Our birth is but a sleep and a forgetting:
The Soul that rises with us, our life's Star,
Hath had elsewhere its setting,
And cometh from afar:
Not in entire forgetfulness,
And not in utter nakedness,
But trailing clouds of glory do we come
From God, who is our home.”
William Wordsworth

    How can an Ego that is lost & entangled … find its way out and recover the right relationship to the Self (Universal Consciousness, Ultimate Reality)? The answer is this: since the Ego has become lost through forgetfulness & fear, it can find its way home through the opposite of these two: mindfulness & trust. In its innermost heart, the Ego never fully forgets the Self – the puppeteer – but its memory is dulled, as in sleep. The Ego can be aroused from that sleep and return home to the Self – becoming ‘I myself’ again, like Ebenezer Scrooge in Charles Dickens’s A Christmas Carol.
    It is important to remember that the Ego is not a third entity in addition to the I and the Self. The Ego always remains the I, but it is an I all shriveled up, because it lacks the expansive awareness of the Self that unites it with every other I.”   
David Steindl-Rast. “You Are Here. Keywords for Life Explorers.” Orbis, 2023. EXCELLENT, PROFOUND & PRACTICAL!

    Iain McGilchrist's 2021 two-volume book, "The Matter with Things: Our Brains, Our Delusions and the Unmaking of the World" covers in masterful detail, how we deal with reality in two very different, complementary ways: left-hemispheric dominance (essentially serving the "Ego") and right-hemispheric dominance, with an appropriately subordinate supportive role for the left hemisphere, (essentially serving the "Self").

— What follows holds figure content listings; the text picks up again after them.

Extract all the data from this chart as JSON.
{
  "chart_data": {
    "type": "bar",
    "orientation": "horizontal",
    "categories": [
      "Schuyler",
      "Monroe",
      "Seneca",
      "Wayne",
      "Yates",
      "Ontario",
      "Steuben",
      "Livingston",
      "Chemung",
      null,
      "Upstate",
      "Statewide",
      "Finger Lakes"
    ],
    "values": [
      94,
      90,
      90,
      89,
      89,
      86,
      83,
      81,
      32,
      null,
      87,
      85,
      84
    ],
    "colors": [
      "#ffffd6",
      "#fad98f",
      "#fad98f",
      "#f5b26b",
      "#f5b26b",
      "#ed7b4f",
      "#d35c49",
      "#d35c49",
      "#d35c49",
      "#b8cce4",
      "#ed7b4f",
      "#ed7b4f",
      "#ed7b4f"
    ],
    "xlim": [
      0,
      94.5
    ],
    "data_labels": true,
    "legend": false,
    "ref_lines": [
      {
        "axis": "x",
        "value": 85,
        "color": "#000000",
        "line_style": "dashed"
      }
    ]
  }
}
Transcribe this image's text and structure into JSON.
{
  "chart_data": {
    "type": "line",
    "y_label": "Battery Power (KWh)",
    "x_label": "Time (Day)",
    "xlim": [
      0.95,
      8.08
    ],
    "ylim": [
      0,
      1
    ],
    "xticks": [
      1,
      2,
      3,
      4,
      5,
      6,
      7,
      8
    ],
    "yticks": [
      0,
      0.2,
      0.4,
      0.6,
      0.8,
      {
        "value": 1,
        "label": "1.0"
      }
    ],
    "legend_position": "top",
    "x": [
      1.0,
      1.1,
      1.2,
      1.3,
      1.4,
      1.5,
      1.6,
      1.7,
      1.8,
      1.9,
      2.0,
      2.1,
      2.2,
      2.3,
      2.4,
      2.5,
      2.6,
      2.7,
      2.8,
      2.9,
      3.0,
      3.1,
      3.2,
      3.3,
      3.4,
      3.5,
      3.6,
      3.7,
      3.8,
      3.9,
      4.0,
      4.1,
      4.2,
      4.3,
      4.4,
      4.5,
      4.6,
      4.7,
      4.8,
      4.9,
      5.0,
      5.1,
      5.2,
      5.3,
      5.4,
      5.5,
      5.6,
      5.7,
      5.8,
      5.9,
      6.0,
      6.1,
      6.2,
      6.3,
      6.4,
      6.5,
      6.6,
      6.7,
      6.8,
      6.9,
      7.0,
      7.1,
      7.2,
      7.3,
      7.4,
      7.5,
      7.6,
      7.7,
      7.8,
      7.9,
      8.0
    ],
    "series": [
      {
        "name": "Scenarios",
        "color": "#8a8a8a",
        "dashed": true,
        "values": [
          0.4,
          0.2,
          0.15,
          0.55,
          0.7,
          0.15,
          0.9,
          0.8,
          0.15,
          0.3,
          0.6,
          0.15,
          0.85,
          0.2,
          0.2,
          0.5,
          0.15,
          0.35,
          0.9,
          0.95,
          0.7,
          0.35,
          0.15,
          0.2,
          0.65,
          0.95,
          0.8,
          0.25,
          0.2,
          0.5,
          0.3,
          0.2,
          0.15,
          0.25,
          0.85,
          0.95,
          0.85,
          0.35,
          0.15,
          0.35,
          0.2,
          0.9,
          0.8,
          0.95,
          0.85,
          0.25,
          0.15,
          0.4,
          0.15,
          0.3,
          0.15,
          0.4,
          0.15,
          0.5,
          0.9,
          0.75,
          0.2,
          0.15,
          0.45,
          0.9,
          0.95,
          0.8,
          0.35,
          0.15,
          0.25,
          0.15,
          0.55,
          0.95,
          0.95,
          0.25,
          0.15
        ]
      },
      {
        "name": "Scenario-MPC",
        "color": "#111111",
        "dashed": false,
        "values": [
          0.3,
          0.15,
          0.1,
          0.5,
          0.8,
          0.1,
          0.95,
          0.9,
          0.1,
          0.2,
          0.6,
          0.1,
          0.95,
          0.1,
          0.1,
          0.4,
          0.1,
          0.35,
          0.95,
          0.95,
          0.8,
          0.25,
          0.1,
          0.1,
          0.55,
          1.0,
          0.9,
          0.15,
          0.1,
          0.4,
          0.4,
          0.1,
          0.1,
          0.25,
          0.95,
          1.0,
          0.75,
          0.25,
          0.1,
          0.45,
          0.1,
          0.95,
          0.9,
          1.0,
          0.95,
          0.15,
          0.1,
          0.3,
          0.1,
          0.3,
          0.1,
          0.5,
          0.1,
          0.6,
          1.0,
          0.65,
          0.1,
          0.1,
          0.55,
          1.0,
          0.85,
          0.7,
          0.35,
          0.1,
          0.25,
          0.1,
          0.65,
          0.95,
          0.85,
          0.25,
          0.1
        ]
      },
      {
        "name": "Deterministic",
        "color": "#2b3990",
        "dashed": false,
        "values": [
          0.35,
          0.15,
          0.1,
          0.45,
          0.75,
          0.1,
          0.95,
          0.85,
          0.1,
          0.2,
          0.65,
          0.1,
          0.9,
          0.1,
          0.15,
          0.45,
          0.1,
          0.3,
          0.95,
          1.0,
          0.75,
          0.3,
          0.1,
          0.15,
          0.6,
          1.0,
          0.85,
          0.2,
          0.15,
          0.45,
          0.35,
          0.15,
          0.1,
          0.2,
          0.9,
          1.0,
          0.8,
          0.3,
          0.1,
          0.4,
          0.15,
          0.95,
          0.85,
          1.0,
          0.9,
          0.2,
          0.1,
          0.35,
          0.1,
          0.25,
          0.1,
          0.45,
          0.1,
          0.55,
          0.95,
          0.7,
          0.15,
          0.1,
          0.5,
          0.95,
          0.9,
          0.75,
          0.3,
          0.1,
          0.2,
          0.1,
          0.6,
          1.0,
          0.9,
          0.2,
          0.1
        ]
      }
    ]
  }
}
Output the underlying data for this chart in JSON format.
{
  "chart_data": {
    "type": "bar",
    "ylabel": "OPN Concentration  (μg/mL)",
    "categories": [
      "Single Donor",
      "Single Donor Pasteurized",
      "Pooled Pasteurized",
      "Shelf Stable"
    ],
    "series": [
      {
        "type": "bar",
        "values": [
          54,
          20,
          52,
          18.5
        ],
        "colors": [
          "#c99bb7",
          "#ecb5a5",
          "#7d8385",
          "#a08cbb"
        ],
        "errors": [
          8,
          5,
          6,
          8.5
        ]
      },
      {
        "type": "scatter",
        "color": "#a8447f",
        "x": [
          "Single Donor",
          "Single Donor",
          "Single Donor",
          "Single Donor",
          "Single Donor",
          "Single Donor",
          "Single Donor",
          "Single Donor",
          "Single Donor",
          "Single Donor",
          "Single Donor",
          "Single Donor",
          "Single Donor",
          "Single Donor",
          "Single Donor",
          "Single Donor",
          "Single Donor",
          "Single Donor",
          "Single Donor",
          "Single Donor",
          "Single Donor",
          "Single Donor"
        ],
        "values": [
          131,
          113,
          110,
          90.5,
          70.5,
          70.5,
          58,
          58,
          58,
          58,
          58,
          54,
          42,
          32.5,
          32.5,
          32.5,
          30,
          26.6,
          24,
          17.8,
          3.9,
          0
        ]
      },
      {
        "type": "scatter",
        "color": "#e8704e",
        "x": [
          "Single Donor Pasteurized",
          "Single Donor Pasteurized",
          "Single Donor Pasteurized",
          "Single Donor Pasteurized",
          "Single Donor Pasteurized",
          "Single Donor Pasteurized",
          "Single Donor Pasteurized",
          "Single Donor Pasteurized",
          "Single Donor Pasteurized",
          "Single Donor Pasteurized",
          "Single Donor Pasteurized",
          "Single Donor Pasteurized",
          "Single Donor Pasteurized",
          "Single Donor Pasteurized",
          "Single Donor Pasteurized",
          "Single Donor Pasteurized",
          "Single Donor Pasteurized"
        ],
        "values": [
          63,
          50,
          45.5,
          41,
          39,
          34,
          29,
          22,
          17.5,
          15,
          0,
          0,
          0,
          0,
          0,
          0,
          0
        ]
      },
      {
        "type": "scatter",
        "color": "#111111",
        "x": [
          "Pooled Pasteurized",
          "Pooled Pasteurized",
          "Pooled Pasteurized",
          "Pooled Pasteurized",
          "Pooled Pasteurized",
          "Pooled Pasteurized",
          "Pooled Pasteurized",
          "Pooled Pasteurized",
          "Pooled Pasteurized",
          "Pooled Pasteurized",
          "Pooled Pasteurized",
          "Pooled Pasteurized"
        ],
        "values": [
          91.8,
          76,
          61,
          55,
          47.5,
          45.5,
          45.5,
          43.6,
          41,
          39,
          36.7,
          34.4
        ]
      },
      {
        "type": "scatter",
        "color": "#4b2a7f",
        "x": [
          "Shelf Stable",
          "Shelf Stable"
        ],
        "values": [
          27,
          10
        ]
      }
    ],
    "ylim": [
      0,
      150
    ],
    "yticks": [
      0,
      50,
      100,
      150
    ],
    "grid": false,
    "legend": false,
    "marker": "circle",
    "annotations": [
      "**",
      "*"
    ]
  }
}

    “I found out from robots the most crucial rule of all for living. Human minds are constantly being thrown off the track by complications. The picture is rarely clear. We are told everything has buddhanature (Divine Nature), and we try to act accordingly. But then we discover that someone we know has done something perfectly execrable (dreadful, appalling), and we begin to doubt. ‘How,’ we ask ourselves, ‘could anybody who would do an evil thing like that have the Buddha (Divine) inside him?’ We feel that our trust has been betrayed, and we resent the person even more.
    But robots are simpler than people. So are mountains and rivers and plants and animals and insects. Suppose these less complicated creatures begin to cause us difficulty. In that case, we have no trouble seeing that the fundamental cause is our failure to function in accordance with the principles of the universe. The machines, the mountains, the rivers, the plants, the animals, the insects all tell us that we, filled from head to toe with the buddhanature
(Divine Nature), have nevertheless not succeeded in being what we ought to be.
    When we forget to respect the buddhanature in the wind and the water, typhoons and floods inform us of our lapse and show us in no uncertain terms how we have not lived up to the buddhanature within ourselves. When we forget the buddhanature in automobiles and other machines we have created, a warning comes to us in the form of accidents or pollution. Everything in the universe constantly tells us that the way to perfect our buddhanature is to respect the buddhanature in other things & people.”
    Masahiro Mori. “Does a Robot Have Buddhanature? A Leading Figure in the Field of Robotics Investigates.” Tricycle March 21, 2023.

    All that we behold is full of blessings.” William Wordsworth

    When we sit and meditate, the Ego does its best to retain control by chattering on, the same circular "story of me" we endure day in and day out
by relaxing, remaining still, and listening deeply to the silence, we periodically return home, disappearing in Mystery. Each time we return with a mind-heart a little bit more open & wiser.